め「だね。ご愁傷様。私は以外と普通のヤツだったけど」


「こそこそうっせーよ!」ガルルルッー!!!


あの人と顔合わせづらい。クラス別でよかった。


「ま、1週間の辛抱ですわ。ガンバ。真美!」


「あー!平佑介だぁ。誰が泊まったんだろねー!」

みどりがめぐと話す。

「イケメンだよねー!でも、留年組って噂だよー!何人も女に手出したとかで」


「えー!ブス学校からの転入じゃなかったんだー!あんだけ周りに女いるし、やり放題か!」


噂、まわってたんだ…。そーだよね。あんだけ目立てば気づいてる人いるよね。普通。

バカだなぁ。私だけの秘密だと思ってたのに。

切なそうに遠くの佑介を見る真美。


目があった2人


はぁっ!とっさに目をそらす真美。

佑介遠くでキレる。

あいつ目そらしやがった


「教室行くよー!めぐ。あんたも教室入りなさい。

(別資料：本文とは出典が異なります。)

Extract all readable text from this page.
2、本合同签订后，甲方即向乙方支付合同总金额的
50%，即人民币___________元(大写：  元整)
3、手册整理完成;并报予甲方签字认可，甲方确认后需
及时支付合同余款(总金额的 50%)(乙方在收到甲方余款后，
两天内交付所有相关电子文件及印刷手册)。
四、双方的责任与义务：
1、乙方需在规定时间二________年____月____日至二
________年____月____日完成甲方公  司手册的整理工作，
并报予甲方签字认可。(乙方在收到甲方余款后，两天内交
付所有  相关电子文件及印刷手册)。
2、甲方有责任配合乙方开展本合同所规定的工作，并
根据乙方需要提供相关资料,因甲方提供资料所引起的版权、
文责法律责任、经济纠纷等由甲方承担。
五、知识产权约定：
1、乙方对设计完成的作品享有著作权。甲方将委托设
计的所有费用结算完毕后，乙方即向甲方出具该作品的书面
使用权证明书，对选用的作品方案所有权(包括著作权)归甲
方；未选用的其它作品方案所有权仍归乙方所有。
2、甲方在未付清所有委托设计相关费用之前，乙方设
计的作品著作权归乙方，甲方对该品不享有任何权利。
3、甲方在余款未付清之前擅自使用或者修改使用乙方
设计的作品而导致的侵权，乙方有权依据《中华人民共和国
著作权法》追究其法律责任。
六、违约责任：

てか、そんなの噂でしょ。私は噂は信じないからー」


「知ってますよー!自分で見たものしか信じないタイプだもんねー。真美は!

じゃ、またねー」


それぞれの教室に行く3人。

「めぐ、みどりと仲良くできそう?」

「えー、なんでー?いい子だよ!全然大丈夫」


「それならいいんだ。よかった。あの子も誤解されやすい子だからさ…」

優しく笑った真美。

キョトンと真美を見つめるめぐ。